“Following a jury trial, a class of employees recovered $2.9 million in compensatory damages from their employer for a violation of the Fair Labor Standards Act.  The employees’ primary grievance was that they did not receive statutorily mandated overtime pay for time spent donning and doffing protective equipment.  The employer seeks to reverse the judgment. It makes two arguments. Both relate to whether it was proper to permit the employees to pursue their claims as a class. First, the employer argues the class should not have been certified because the primary method of proving injury assumed each employee spent the same time donning and doffing protective gear, even though differences in the composition of that gear may have meant that, in fact, employees took different amounts of time to don and doff. Second, the employer argues certification was improper because the damages awarded to the class may be distributed to some persons who did not work any uncompensated overtime.”

The U.S. Supreme Court affirmed the certification and class judgment.

“Since the employees’ claims relate only to overtime, each employee had to show he or she worked more than 40 hours a week, inclusive of time spent donning and doffing, in order to recover.
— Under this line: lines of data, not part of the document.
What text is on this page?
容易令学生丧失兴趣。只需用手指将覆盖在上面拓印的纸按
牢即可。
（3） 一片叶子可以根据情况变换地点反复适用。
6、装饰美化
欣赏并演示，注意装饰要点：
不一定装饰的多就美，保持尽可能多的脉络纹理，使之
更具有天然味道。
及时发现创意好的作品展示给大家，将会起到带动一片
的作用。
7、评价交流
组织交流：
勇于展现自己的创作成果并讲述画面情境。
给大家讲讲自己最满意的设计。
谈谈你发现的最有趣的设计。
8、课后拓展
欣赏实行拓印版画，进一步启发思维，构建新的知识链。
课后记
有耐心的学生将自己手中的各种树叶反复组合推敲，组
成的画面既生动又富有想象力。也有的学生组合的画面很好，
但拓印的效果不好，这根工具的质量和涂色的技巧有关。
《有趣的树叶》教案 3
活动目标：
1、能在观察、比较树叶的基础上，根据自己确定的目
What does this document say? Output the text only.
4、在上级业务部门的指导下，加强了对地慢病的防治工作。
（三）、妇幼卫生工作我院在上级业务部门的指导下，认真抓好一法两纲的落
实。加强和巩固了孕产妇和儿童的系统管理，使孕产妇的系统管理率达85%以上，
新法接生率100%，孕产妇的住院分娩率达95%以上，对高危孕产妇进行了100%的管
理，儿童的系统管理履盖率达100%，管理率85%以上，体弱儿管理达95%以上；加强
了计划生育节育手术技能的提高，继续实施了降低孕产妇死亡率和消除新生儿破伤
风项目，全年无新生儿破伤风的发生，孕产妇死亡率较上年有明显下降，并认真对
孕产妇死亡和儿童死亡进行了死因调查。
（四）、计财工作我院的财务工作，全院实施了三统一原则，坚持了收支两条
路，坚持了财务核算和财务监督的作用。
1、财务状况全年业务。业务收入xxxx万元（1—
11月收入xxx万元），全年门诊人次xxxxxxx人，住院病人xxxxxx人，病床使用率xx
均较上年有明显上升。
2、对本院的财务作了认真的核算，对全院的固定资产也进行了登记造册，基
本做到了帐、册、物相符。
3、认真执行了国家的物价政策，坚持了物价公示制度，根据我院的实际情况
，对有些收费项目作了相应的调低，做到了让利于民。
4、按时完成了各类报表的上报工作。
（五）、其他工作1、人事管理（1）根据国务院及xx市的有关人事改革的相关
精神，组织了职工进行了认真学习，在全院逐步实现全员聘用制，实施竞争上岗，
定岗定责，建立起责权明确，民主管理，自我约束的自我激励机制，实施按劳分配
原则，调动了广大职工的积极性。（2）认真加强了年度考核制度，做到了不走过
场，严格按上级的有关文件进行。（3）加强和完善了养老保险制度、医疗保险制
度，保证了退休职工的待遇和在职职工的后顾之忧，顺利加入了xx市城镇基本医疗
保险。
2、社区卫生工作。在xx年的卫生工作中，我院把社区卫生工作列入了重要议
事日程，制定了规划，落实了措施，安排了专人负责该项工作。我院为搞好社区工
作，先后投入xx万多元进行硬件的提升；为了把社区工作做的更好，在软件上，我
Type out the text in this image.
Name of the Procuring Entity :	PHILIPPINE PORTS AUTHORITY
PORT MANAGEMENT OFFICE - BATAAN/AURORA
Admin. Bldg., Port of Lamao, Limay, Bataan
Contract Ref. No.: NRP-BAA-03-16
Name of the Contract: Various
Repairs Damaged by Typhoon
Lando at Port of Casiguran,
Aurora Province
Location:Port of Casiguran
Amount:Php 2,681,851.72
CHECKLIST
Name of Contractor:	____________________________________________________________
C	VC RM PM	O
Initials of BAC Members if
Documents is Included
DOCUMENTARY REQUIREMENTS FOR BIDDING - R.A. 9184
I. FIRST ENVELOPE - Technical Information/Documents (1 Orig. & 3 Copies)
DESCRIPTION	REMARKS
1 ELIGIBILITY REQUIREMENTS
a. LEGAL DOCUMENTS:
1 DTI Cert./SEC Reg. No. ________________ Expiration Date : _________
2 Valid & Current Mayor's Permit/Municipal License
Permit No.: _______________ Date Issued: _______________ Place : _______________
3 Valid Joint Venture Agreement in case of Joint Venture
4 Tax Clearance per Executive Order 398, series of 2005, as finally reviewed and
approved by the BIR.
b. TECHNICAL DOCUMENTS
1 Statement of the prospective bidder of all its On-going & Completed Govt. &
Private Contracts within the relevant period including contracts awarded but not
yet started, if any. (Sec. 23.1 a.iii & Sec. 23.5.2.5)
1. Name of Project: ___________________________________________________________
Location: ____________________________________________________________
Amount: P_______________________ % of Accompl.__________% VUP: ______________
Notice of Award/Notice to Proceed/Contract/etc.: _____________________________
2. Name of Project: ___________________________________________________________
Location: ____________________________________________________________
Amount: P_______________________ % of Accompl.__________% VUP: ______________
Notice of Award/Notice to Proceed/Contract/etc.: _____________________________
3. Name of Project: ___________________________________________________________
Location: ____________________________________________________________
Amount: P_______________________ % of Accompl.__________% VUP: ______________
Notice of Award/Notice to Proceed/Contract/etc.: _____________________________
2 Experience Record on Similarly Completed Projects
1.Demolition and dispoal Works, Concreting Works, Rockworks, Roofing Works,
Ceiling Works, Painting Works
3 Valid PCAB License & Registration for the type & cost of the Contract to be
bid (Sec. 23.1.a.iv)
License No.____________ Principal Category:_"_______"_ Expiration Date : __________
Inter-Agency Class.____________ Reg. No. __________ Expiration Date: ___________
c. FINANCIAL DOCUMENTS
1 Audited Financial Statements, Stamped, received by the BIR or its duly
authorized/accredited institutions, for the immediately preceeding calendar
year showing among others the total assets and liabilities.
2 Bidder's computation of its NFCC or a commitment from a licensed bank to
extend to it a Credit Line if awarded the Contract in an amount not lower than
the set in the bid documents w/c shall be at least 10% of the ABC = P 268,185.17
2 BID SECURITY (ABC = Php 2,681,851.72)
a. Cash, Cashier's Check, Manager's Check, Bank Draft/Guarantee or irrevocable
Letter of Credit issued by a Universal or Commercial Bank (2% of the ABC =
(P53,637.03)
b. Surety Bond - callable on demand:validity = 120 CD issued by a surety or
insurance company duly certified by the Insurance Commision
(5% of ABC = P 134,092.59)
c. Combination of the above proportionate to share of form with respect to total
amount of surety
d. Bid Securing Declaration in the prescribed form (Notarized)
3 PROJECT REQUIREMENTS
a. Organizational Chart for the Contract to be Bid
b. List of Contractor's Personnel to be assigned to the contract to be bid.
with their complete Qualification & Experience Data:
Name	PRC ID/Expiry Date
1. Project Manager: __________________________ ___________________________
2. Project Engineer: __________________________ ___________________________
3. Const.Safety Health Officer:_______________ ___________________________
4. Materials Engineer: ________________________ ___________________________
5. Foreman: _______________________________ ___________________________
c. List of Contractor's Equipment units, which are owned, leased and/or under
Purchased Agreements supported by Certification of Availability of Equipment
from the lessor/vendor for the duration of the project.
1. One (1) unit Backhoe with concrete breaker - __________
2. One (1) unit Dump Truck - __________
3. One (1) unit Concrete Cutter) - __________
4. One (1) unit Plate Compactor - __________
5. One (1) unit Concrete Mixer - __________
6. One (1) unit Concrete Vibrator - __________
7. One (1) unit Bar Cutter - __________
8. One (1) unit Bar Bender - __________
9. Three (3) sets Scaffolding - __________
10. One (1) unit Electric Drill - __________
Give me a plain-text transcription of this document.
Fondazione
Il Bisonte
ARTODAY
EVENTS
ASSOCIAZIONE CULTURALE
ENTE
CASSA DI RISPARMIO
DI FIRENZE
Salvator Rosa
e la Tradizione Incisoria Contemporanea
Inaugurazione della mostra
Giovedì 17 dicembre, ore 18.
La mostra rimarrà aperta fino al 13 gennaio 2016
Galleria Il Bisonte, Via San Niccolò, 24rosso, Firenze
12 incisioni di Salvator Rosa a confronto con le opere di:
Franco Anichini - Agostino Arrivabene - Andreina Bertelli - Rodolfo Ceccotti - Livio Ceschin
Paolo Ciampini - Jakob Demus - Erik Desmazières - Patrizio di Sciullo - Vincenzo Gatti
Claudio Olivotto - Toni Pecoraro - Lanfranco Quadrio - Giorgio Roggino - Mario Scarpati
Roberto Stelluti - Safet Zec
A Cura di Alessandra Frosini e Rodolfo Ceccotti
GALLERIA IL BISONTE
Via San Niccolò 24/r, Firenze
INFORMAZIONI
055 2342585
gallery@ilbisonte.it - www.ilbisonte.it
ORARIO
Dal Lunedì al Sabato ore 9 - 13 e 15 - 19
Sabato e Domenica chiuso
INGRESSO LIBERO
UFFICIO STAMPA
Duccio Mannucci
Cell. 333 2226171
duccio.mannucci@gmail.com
As a result of Tyson’s failure to keep records of donning and doffing time, however, the employees were forced to rely on what the parties describe as “representative evidence.” This evidence included employee testimony, video recordings of donning and doffing at the plant, and, most important, a study performed by an industrial relations expert, Dr. Kenneth Mericle. Mericle conducted 744 videotaped observations and analyzed how long various donning and doffing activities took. He then averaged the time taken in the observations to produce an estimate of 18 minutes a day for the cut and retrim departments and 21.25 minutes for the kill department….

“In many cases, a representative sample is ‘the only practicable means to collect and present relevant data’ establishing a defendant’s liability.  In a case where representative evidence is relevant in proving a plaintiff’s individual claim, that evidence cannot be deemed improper merely because the claim is brought on behalf of a class. To so hold would ignore the Rules Enabling Act’s pellucid instruction that use of the class device cannot ‘abridge … any substantive right.’

“One way for respondents to show, then, that the sample relied upon here is a permissible method of proving classwide liability is by showing that each class member could have relied on that sample to establish liability if he or she had brought an individual action. If the sample could have sustained a reasonable jury finding as to hours worked in each employee’s individual action, that sample is a permissible means of establishing the employees’ hours worked in a class action….

“Reliance on Mericle’s study did not deprive petitioner of its ability to litigate individual defenses. Since there were no alternative means for the employees to establish their hours worked, petitioner’s primary defense was to show that Mericle’s study was unrepresentative or inaccurate. That defense is itself common to the claims made by all class members. Respondents’ ‘failure of proof on th[is] common question likely would have ended ‘the litigation and thus [would not have] cause[d] individual questions … to overwhelm questions common to the class.’  When, as here, ‘the concern about the proposed class is not that it exhibits some fatal dissimilarity but, rather, a fatal similarity—[an alleged] failure of proof as to an element of the plaintiffs’ cause of action—courts should engage that question as a matter of summary judgment, not class certification.’

“….Wal–Mart does not stand for the broad proposition that a representative sample is an impermissible means of establishing classwide liability….  The underlying question in Wal–Mart, as here, was whether the sample at issue could have been used to establish liability in an individual action. Since the Court held that the employees were not similarly situated, none of them could have prevailed in an individual suit by relying on depositions detailing the ways in which other employees were discriminated against by their particular store managers. By extension, if the employees had brought 1½million individual suits, there would be little or no role for representative evidence. Permitting the use of that sample in a class action, therefore, would have violated the Rules Enabling Act by giving plaintiffs and defendants different rights in a class proceeding than they could have asserted in an individual action.  In contrast, the study here could have been sufficient to sustain a jury finding as to hours worked if it were introduced in each employee’s individual action. While the experiences of the employees in Wal–Mart bore little relationship to one another, in this case each employee worked in the same facility, did similar work, and was paid under the same policy.”

 

Tyson Foods v. Bouaphakeo, No.14-1146, 2016 WL 1092414 (March 22, 2016).